Defining Vitreoretinal Lymphoma
- Contents:
Local treatment
The goal of ocular treatment is to avoid systemic toxicity while inducing intraocular CR and improving vision. It has not yet been proved whether achieving local CR will reduce the risk of CNS relapse.
MTX vitreous injections
Administration of MTX vitreous injection has achieved complete remission in 95% of the 44 eyes in 26 cases. MTX vitreous injection (400μg/0.1mL)has been administered twice a week for 1 month, once a week for 1 month, and once a month for 9 months. It is reported that complete remission was achieved after an average of 6.4 injections (2-16 injections; 95% of the cases with less than 13 injections), and most achieved complete remission after 10 injections. However, the same report stated that while all 26 patients achieved complete remission with no relapse in the ocular lesion, 14 of the cases (54%) progressed to CNS and systemic relapse. With poor prognosis, median overall survival was 17 months (3-84 months) (Br J Ophthalmol. 2008;92:383-8). Thus, MTX vitreous injections are highly effective against ocular lesions, but inadequate in inhibiting the progression of CNS relapse.
Ocular radiotherapy
Ocular radiotherapy has achieved a complete remission rate (87%) with ocular radio-beam (35-40Gy) against primary VRL. However, 2-years progression-free survival rate was approximately 50%. While external-beam ORT (30-40 Gy) is an alternative ocular treatment, it is rarely used as the sole first-line treatment. Lower doses of ORT (<30 Gy) reduced the risk of cataracts and radiation retinopathy.

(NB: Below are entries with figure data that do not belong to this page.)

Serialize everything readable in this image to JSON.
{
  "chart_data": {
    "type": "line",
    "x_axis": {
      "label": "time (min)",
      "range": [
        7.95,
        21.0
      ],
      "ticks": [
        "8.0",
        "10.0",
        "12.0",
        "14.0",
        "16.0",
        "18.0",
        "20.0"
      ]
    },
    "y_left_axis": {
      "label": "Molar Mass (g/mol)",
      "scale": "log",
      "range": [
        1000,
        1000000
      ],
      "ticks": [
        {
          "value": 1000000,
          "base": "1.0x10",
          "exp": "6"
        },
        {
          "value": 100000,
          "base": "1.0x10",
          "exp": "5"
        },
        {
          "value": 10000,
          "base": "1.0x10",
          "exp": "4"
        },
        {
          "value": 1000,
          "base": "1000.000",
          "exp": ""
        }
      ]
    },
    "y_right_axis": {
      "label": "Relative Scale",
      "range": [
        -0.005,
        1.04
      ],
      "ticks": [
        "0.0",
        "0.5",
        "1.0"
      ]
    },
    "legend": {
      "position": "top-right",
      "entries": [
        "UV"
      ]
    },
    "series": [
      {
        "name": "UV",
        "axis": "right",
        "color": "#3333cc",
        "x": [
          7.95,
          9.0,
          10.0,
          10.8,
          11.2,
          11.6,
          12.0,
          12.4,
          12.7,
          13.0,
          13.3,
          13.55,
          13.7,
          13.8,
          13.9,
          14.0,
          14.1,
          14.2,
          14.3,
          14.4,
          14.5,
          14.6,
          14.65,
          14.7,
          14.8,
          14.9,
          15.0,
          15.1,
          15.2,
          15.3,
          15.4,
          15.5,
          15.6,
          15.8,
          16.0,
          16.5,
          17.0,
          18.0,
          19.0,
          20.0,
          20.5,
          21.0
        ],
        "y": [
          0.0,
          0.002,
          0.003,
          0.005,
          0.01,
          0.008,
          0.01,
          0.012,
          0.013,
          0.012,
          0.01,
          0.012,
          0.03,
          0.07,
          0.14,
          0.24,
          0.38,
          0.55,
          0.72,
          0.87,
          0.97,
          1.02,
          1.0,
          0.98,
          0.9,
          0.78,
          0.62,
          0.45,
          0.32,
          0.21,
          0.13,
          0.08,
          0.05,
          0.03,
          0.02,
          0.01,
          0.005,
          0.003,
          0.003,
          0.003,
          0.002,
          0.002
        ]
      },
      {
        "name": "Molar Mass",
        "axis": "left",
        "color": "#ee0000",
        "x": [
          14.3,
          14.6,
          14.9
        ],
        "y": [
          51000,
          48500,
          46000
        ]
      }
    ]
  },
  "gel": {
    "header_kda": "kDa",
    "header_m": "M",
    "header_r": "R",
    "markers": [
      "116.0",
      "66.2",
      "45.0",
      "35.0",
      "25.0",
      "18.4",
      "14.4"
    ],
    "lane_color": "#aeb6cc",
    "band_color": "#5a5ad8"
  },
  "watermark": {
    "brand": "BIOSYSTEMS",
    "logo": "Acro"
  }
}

Several clinical trials have been conducted to prevent the tumor’s microinvasion into the CNS. In Europe and the US, treatments incorporating ocular radiotherapy and chemotherapy were trialed. However, 53% of the patients underwent CNS relapse. We executed a treatment protocol combining MTX vitreous injection, systemic chemotherapy, and preventive low-dose whole-brain radiation therapy. The treatment reported that the VRL 4-year progression-free survival rate greatly improved to 72.7%, and the CNS relapse improved to 10%. However, the study reported that a certain number of patients will relapse, with the treatment reporting a 27.3% relapse rate within 4 years. The study also observed that 75% of elderly patients undergoing intense chemotherapy faced complications such as grade 2 or higher Leukoencephalopathy, resulting in cognitive decline. Due to these critical clinical issues, alternative treatments are desired.